CATALYST is organized around three principal themes of socially engaged art practice in Southern Louisiana. The first practice consists of art addressing environmental protection and preservation. Here, Michel Varisco’s epic photo-documentation of the rapidly deteriorating Louisiana Wetlands serves as a salient example of artwork that celebrates the beauty of the native environment as well as acting as a memento mori of what is at risk and what has already been lost. Similarly, Willie Birch’s large-scale drawings call attention to the land. His work addresses the beauty and complexity of the mundane, portraying the everyday landscapes of New Orleans to underline the inseparable connection between the artist and the land. The second practice explored in this exhibition is art produced to increase social consciousness by examining interactions between diverse individuals and groups. Ron Bechet’s sculpture Crabs in a Barrel is a commentary on our inability to work collectively for the benefit of the whole. Like crabs stuck in barrel, rather than working together, we as individuals, as states, and as nations, are constantly undermining each other in pursuit of our own interests, systematically ensuring our prolonged collective struggles.
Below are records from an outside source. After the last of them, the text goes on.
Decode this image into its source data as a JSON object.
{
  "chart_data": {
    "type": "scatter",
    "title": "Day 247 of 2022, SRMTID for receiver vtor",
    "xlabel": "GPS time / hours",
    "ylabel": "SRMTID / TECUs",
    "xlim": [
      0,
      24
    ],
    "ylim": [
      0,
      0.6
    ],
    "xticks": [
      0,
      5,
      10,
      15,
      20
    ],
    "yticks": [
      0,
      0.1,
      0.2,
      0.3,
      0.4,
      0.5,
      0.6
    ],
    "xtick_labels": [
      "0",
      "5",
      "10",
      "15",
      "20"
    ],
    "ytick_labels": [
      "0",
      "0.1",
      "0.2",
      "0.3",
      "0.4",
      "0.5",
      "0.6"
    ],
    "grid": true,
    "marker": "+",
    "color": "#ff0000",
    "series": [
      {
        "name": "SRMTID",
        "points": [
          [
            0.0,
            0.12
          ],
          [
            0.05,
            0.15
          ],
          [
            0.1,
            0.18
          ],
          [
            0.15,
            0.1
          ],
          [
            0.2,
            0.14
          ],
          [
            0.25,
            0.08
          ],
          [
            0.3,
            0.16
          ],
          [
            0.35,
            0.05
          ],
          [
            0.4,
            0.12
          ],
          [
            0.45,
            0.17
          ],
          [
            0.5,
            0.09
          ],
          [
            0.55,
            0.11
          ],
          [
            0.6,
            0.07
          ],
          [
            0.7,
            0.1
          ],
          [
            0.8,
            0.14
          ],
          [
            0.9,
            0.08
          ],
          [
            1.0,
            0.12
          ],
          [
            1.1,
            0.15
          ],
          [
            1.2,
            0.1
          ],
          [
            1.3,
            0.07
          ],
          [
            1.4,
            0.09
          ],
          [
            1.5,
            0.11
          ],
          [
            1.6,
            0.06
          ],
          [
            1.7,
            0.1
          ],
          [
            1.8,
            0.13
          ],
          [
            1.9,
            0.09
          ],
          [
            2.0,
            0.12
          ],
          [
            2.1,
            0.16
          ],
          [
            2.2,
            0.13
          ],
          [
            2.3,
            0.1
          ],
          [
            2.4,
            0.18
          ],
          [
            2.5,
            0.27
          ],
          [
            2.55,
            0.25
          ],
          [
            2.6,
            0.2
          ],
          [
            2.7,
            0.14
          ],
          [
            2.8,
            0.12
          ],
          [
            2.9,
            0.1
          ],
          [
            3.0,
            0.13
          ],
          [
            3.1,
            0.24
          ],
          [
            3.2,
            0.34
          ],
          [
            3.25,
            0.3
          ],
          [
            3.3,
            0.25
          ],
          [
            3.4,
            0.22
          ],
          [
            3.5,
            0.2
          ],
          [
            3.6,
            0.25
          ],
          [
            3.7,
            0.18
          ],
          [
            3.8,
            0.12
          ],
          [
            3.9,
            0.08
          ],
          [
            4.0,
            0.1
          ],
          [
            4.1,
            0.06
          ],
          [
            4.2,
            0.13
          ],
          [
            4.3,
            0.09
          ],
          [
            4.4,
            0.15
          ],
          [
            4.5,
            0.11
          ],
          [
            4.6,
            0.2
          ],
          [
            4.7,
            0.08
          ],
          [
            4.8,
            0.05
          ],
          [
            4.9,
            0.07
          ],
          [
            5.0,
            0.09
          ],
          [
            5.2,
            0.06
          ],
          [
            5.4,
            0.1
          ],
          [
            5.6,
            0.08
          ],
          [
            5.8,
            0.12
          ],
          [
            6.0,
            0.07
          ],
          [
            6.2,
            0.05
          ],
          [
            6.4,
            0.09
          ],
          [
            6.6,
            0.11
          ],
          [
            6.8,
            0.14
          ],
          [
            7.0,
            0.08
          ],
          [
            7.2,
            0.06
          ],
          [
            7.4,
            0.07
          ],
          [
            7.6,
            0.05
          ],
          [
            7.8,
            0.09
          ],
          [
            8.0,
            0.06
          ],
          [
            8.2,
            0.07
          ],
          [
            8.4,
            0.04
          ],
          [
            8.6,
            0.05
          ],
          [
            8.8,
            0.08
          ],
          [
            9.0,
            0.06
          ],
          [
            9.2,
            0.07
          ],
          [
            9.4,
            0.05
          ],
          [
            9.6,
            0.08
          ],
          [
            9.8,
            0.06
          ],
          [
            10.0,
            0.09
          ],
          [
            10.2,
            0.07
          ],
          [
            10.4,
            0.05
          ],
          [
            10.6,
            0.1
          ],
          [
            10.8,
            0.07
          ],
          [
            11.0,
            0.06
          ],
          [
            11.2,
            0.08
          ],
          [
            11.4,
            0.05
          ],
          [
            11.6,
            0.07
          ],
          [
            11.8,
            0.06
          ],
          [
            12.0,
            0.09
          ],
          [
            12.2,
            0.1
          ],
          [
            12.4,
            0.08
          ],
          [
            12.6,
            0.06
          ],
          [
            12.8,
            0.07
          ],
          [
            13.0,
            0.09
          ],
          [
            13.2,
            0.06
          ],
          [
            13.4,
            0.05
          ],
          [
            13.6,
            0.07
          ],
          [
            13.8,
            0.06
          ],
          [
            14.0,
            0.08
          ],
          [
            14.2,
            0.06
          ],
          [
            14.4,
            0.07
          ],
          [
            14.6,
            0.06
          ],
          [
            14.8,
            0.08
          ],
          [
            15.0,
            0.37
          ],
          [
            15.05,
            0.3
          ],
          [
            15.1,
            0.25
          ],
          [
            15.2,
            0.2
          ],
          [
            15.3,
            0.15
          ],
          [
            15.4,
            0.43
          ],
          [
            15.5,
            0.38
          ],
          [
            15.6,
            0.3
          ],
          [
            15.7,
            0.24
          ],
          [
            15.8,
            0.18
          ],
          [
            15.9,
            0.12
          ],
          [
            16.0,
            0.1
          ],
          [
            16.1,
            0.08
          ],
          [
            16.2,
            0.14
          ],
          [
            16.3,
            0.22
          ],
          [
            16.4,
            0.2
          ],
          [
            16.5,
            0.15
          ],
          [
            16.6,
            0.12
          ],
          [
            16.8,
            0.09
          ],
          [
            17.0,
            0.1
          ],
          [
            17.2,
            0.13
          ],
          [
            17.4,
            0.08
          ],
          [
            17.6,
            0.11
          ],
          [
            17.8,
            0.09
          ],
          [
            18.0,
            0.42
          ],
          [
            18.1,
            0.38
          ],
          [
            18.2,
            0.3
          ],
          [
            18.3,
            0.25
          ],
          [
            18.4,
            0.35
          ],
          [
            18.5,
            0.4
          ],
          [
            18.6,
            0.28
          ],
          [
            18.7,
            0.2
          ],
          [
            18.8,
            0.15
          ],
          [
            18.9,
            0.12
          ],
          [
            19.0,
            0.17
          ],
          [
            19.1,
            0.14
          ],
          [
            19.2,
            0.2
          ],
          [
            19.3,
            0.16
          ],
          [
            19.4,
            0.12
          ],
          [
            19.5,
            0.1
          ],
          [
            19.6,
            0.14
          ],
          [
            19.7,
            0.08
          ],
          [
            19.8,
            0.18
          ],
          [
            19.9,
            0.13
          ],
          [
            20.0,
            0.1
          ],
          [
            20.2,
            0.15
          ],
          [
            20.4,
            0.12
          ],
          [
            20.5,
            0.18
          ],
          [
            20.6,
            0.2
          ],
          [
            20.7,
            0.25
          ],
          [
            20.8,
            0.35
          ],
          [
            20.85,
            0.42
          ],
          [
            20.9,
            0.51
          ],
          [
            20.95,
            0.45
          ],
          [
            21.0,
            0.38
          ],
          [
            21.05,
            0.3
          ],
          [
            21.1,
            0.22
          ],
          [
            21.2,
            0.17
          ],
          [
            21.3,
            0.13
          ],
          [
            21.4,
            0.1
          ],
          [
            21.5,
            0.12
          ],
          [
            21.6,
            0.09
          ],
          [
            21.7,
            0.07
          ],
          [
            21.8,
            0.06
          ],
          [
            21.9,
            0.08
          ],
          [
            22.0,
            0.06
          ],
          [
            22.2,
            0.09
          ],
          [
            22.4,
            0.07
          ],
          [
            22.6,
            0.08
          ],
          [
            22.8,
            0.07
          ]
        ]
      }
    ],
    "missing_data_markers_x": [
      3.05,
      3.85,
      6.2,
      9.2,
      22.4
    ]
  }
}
The third practice includes art created for political activism. The work of native New Orleans artist Dan Tague exemplifies art that addresses political issues. His installation for CATALYST will address the 32 billion dollars that has been set aside by BP for gulf restoration. His installation, which will consist of a looming chalkboard onto which “healthcare, education, and adequate housing are for the privileged” is written addresses the historically lacking public policies of Southern Louisiana. In front of the chalkboard is a child’s school desk onto which the long-standing slogan for the city of New Orleans - care forgot - will be carved. This piece questions the billions of dollars dedicated to the damage in the Gulf, which scientists and industry experts alike fear may be irreparable. Tague’s stance is that if only a fraction of that money were dedicated to repairing the educational system in Southern Louisiana, the pervasive problems of homelessness, crime and drug related violence could be almost eradicated.

In light of a disaster as large, and frankly as horrific, as that which has been unfolding in the Gulf of Mexico since April, the artists in CATALYST have come to understand that it is their responsibility, the least they can do, to begin demanding answers and raising national awareness, not only to issues surrounding the oil spill, but also to the endemic social, environmental, and political maladies that have long plagued the area.

In the response to decades of neglect and preventable disasters, the art of Southern Louisiana has shifted to reflect an artistic consciousness focused on celebrating, protecting, and preserving one of the richest cultural and environmental jewels that America has to offer; though the artwork speaks directly to local issues, it is also relevant on a national and international level. Southern Louisiana is a canary in the coalmine of unsustainable industrial, environmental, and governmental practices. The need for change addressed in this exhibition is not rooted in Southern Louisiana, but instead in our national and international collective consciousnesses.

 

Organizers

This exhibition is organized by Catalyst Louisiana, hosted by Whitebox, NY, and sponsored by Press Street, New Orleans. CATALYST is curated by Robin Wallis Atkinson.


Related Events

In tandem with the opening of the five-week exhibition in New York there will be a three-day public educational conference including presentations by the participating artists as well as experts in the fields of Louisiana State Government and Petroleum Policy, Southern Louisiana Culture, and Wetlands Ecology. Co-organized by members of the Tulane University Oil Spill Response Committee, the intended goal of this educational program is to increase awareness of the many complex issues that are entwined in this unprecedented disaster.